Whether you’re planning on kayak fishing on a small, calm lake during the afternoon or taking the kayak to the ocean during the evening, there are certain risks that you need to consider.
Therefore, bringing along some safety equipment should go without saying. Here are some of the most essential pieces of safety equipment to keep in mind:
- Life jacket or a PFD (Personal Floatation Device)
- A bilge pump for water removal
- Map, compass, maybe even a GPS
- Flashlight, flares, or other means of illumination
- Tow bag or throw bag
- First aid kit
- Extra paddle
Is Kayak Fishing Only Possible in the Summer?
Although kayak fishing is more popular during the warmer months, as long as there is no ice on the water, you can fish from your kayak. Naturally, dressing for the conditions goes without saying.

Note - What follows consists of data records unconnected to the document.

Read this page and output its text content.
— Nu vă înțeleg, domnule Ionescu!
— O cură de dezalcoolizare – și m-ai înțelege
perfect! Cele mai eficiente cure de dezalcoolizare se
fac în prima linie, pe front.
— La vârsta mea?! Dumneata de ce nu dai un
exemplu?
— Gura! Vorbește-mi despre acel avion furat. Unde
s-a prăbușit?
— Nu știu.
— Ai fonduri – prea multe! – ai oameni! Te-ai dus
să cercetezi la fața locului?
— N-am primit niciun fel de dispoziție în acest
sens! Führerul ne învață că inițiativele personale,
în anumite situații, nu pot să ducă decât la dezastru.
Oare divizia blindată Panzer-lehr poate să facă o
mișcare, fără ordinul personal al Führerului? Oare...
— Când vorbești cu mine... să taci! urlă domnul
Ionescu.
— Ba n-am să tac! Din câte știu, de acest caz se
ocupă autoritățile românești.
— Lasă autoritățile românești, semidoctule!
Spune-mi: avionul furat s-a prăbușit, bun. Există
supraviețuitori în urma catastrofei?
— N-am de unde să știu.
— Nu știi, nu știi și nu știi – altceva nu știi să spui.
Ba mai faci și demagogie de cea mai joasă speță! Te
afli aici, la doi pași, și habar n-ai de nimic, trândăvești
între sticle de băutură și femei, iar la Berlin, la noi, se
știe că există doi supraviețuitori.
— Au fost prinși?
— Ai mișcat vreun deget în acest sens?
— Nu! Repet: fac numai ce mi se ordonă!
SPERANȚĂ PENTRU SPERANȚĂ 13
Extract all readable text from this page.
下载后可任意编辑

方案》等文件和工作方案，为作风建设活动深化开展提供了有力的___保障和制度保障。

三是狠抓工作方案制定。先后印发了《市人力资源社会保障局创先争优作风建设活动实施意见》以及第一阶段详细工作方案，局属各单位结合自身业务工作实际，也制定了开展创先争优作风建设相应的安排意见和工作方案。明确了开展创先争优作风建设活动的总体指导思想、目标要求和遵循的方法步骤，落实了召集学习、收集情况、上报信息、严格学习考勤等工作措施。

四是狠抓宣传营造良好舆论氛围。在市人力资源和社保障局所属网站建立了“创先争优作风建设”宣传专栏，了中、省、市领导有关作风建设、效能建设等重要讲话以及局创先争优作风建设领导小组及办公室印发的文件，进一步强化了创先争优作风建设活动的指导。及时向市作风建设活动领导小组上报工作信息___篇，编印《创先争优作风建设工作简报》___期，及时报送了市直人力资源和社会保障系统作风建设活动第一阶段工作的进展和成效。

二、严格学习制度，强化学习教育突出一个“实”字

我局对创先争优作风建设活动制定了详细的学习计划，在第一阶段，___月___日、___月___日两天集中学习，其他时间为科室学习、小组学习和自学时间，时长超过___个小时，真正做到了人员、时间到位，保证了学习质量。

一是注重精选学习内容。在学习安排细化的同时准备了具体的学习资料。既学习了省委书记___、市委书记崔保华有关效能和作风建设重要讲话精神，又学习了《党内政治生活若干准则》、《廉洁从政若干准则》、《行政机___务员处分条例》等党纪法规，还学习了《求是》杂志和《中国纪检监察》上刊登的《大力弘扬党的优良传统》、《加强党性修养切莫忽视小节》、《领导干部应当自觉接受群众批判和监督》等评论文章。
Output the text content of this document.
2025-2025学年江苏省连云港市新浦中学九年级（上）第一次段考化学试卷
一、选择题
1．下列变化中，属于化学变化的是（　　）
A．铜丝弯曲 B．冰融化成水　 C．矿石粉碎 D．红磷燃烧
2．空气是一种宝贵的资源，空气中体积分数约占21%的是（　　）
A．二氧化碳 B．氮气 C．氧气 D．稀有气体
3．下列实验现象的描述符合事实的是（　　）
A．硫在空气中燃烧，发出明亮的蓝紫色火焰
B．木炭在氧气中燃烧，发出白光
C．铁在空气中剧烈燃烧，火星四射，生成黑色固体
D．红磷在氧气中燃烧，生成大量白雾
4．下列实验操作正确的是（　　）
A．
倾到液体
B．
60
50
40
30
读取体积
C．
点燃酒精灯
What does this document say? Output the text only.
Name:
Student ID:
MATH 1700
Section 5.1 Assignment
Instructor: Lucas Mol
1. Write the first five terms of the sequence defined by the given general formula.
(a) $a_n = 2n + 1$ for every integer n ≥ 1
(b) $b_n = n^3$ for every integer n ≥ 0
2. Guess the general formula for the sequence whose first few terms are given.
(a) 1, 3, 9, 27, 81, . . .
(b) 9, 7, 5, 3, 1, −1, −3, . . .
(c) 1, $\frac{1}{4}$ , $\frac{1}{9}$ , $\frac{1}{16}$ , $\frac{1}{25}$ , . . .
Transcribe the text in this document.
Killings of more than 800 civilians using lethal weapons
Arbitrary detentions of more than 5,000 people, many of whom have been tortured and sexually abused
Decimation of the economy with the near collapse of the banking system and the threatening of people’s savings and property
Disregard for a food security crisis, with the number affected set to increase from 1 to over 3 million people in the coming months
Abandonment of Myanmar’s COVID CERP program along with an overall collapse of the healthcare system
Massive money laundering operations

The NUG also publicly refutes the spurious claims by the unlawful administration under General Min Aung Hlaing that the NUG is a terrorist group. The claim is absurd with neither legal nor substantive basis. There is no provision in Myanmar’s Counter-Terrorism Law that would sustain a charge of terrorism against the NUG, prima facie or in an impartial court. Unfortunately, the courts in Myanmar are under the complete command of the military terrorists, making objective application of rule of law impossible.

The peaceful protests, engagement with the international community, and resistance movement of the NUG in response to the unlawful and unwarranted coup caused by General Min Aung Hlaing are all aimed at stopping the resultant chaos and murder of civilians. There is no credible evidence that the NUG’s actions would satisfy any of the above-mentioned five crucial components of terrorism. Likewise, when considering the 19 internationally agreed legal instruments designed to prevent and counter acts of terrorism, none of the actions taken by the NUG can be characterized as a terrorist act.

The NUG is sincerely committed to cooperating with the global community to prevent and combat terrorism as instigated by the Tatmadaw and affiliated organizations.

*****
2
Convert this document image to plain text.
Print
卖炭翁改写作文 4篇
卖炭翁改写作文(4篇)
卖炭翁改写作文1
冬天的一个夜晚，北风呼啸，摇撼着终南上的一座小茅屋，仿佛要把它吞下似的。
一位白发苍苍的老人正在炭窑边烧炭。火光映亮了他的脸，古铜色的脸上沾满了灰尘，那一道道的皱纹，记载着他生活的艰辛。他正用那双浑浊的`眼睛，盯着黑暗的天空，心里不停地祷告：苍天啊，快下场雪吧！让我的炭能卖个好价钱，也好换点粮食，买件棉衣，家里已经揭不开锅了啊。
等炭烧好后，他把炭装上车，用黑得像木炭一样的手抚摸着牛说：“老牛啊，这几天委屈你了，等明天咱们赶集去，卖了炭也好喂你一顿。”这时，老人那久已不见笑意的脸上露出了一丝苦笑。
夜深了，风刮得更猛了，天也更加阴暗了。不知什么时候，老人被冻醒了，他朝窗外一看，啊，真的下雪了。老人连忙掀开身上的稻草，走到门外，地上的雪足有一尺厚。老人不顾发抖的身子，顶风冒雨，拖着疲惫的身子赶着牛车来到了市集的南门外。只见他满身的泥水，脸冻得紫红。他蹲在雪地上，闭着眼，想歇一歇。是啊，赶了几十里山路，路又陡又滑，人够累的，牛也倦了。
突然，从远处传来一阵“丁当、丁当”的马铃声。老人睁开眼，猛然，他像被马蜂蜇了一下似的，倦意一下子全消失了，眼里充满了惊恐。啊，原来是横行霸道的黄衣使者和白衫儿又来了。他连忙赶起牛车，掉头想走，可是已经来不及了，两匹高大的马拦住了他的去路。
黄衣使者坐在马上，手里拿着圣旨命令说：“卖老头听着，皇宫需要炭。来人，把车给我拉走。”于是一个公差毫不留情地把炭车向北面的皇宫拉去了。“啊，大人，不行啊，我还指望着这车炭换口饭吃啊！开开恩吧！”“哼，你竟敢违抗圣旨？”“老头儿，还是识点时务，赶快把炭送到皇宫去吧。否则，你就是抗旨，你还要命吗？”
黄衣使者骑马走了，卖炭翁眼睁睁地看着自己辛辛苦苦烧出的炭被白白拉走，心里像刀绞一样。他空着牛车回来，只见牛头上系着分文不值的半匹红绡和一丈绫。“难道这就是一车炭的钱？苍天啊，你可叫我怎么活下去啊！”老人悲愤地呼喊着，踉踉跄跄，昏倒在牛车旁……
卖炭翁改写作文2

And we aren’t just talking about a warm winter jacket, underpants, a thick set of pants, and nice warm shoes. No, we’re talking about a dry suit and thermal underwear. You never know when a splash can come along, filling up a part of your kayak. You don’t want your feet (or any other body part) to be wet when it’s cold out there.
Bringing along warm, dry clothes and leaving them in your car is also a good idea.
What Kind of Paddle Do I Need for Kayaking?
A telescopic paddle is recommended for beginners, which can typically be adjusted from 95 inches to 100 inches. In 90 percent of instances, though, a 95-inch paddle will do the trick. If you own a large-size fishing kayak, you can go up to 102 inches.
The paddle length also depends on the user’s height. Let’s say we’re looking at kayaks with a width of 28-32 inches.
If you are shorter than 5 feet but up to 6 feet tall, a 90-inch paddle will do. If you are taller than 6 feet, you’re going to need a 95-inch paddle. This depends on the kayak’s width.
However, considering that all five of the kayaks mentioned above are in the 28- to 32-inch ballpark, a 90- to 95-inch paddle will do, depending on the paddler’s height.
What is the Best Way to Transport a Kayak on a Car Roof?
Given that all five of the kayaks mentioned above are relatively lightweight, they can be transported using any roof rack, with two lashing straps securing it. Make sure that the kayak is placed upside-down on the car roof for maximum stability.
We’re sure that one of the five kayaks that we’ve mentioned will work perfectly for your fishing needs.
The Perception Pescador 12-0, however, is the best choice overall. Not only is it the longest model, but it is perfectly capable of allowing you to fish from an upright position. It’s durable, reliable, fast, maneuverable, and has a great storage capacity.
The Pescador isn’t the most affordable fishing kayak on the market, but it certainly is one of the best.